The August 29 announcement withdrawing and cancelling significant offshore wind port infrastructure funding comes just one week after the stop work order halting progress on the 80% complete Revolution Wind project, which was slated to begin delivering 700 MW of power to Connecticut and Rhode Island in 2026. Other affected port projects in the northeast include those in: Bridgeport, CT ($10.5m); Paulsboro, NJ ($20.5m); Quonset, RI ($11.2m); Staten Island, NY ($48m); and Salem, MA ($33.8m). Without investment in these critical port facilities, the region’s economy and infrastructure will be severely damaged. Further reporting now indicates the Trump Administration may also reconsider previously approved permits for SouthCoast Wind, serving Massachusetts.
Last week, a new study conducted by Daymark Energy Advisors on behalf of RENEW Northeast, found that offshore wind would have saved New England ratepayers at least $400 million in utility bill costs last year, lowering energy market prices by 11% and insulating ratepayers from expensive, volatile natural gas. Today, the grid is dangerously over-reliant on natural gas, which provides over 50% of electricity generation in New England. This overreliance costs ratepayers dearly, with volatility in natural gas prices imposing an extreme burden on ratepayers: on average, the region spends around $3 billion per year on natural gas for power generation, and recently, the region saw a 67% price increase between 2024 and 2025 due to a 112% jump in the price of natural gas (see: ISO New England report). Offshore wind is an effective hedge against this volatility, provide sorely needed on-peak production, and reducing fuel-burn to keep supplies available and replenished during extended cold-snap periods.
The bottom line: analysis after analysis provides compelling evidence that offshore wind will lower utility bills for households in New England and the Northeast.

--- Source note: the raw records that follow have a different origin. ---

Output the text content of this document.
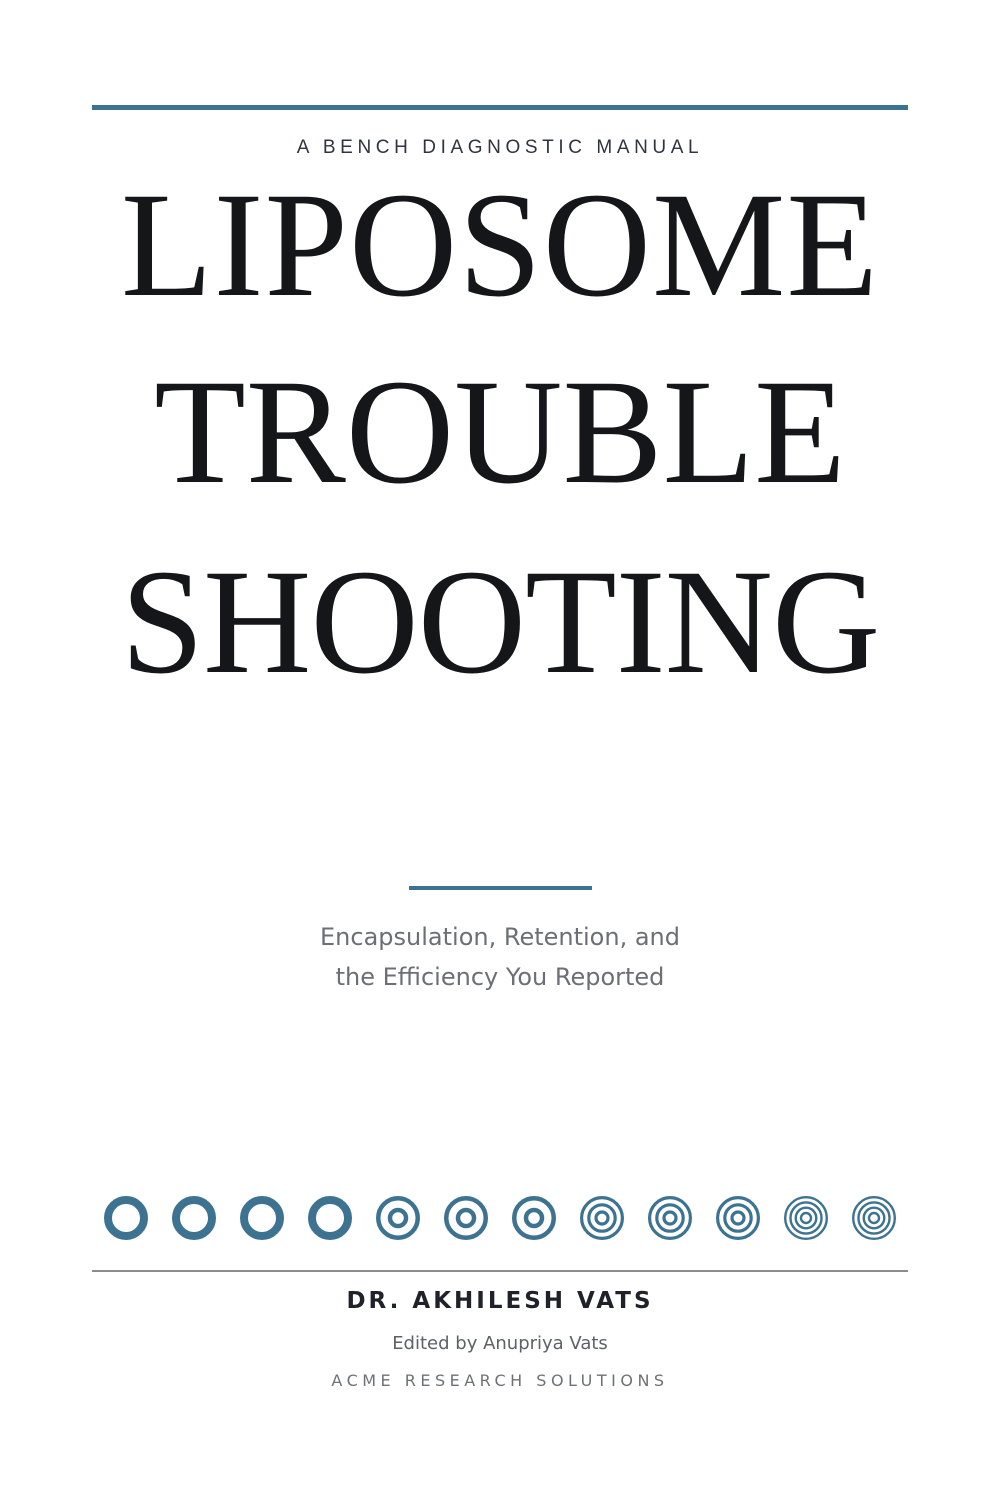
A BENCH DIAGNOSTIC MANUAL
LIPOSOME
TROUBLE
SHOOTING
Encapsulation, Retention, and
the Efficiency You Reported
DR. AKHILESH VATS
Edited by Anupriya Vats
ACME RESEARCH SOLUTIONS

Acadia Center calls on policymakers and stakeholders to hold the Trump Administration accountable for the direct financial harms these project delays and stoppages have and will continue to inflict on families and businesses across the region.
Highlights of this and previous studies on offshore wind and energy affordability include:
Daymark Energy Advisors (August 2025):
Offshore wind would have lowered wholesale energy prices by 11%, saving ratepayers roughly $400m in Winter 24/25.

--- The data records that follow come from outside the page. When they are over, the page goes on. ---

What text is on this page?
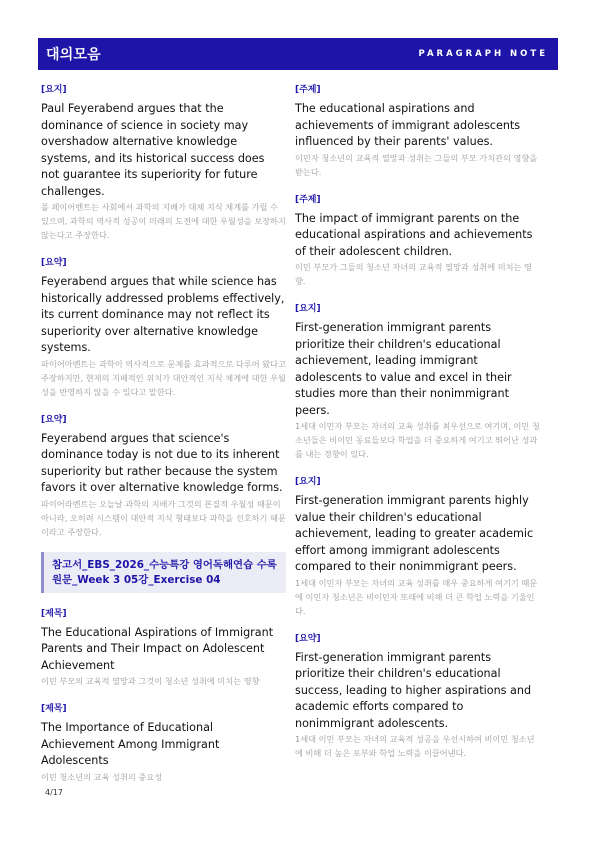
대의모음	PARAGRAPH NOTE
[요지]
Paul Feyerabend argues that the dominance of science in society may overshadow alternative knowledge systems, and its historical success does not guarantee its superiority for future challenges.
폴 페이어벤트는 사회에서 과학의 지배가 대체 지식 체계를 가릴 수 있으며, 과학의 역사적 성공이 미래의 도전에 대한 우월성을 보장하지 않는다고 주장한다.
[요약]
Feyerabend argues that while science has historically addressed problems effectively, its current dominance may not reflect its superiority over alternative knowledge systems.
파이어아벤트는 과학이 역사적으로 문제를 효과적으로 다루어 왔다고 주장하지만, 현재의 지배적인 위치가 대안적인 지식 체계에 대한 우월성을 반영하지 않을 수 있다고 말한다.
[요약]
Feyerabend argues that science's dominance today is not due to its inherent superiority but rather because the system favors it over alternative knowledge forms.
파이어라벤트는 오늘날 과학의 지배가 그것의 본질적 우월성 때문이 아니라, 오히려 시스템이 대안적 지식 형태보다 과학을 선호하기 때문이라고 주장한다.
참고서_EBS_2026_수능특강 영어독해연습 수록 원문_Week 3 05강_Exercise 04
[제목]
The Educational Aspirations of Immigrant Parents and Their Impact on Adolescent Achievement
이민 부모의 교육적 열망과 그것이 청소년 성취에 미치는 영향
[제목]
The Importance of Educational Achievement Among Immigrant Adolescents
이민 청소년의 교육 성취의 중요성
[주제]
The educational aspirations and achievements of immigrant adolescents influenced by their parents' values.
이민자 청소년의 교육적 열망과 성취는 그들의 부모 가치관의 영향을 받는다.
[주제]
The impact of immigrant parents on the educational aspirations and achievements of their adolescent children.
이민 부모가 그들의 청소년 자녀의 교육적 열망과 성취에 미치는 영향.
[요지]
First-generation immigrant parents prioritize their children's educational achievement, leading immigrant adolescents to value and excel in their studies more than their nonimmigrant peers.
1세대 이민자 부모는 자녀의 교육 성취를 최우선으로 여기며, 이민 청소년들은 비이민 동료들보다 학업을 더 중요하게 여기고 뛰어난 성과를 내는 경향이 있다.
[요지]
First-generation immigrant parents highly value their children's educational achievement, leading to greater academic effort among immigrant adolescents compared to their nonimmigrant peers.
1세대 이민자 부모는 자녀의 교육 성취를 매우 중요하게 여기기 때문에 이민자 청소년은 비이민자 또래에 비해 더 큰 학업 노력을 기울인다.
[요약]
First-generation immigrant parents prioritize their children's educational success, leading to higher aspirations and academic efforts compared to nonimmigrant adolescents.
1세대 이민 부모는 자녀의 교육적 성공을 우선시하여 비이민 청소년에 비해 더 높은 포부와 학업 노력을 이끌어낸다.
4/17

Under most conservative assumptions additional capacity from OSW would have reduced regional capacity market costs by at least $128 million.
Net bill impact for average residential customers of $1.32 to $2.68/month in savings, even under most expensive PPA scenarios.
Aurora Energy Research (May 2025):
Offshore wind would have saved New York $77 million in electricity costs in a single cold/high-cost winter month in 2022 or 2025.
In analysis of real market conditions in December 2022, study concluded that Empire Wind, Sunrise Wind, and South Fork Wind Farm would have saved New York $77 million.
Even higher wholesale prices in January 2025 would mean even higher savings likely greater than $80m.
Synapse Energy Economics (June 2024):
Nine GW of OSW by 2030 would reduce New England electricity bills by approx. $630 million to $1.7 billion annually under mid and high gas price scenarios, reducing customer bills by $2.79 to $4.61/month.
Would halve region’s spends on natural gas for power gen. (~$3b annually), help region retain $1.57 billion otherwise flowing out of region.
ISO-NE and MassCEC (December 2018):
Over a 16-day cold-snap period, 400 to 1,600 MW of offshore wind would have yielded $20 to $85m in avoided power production costs.
Production would have reduced day-ahead locational marginal prices (LMP) by 4% to 13%.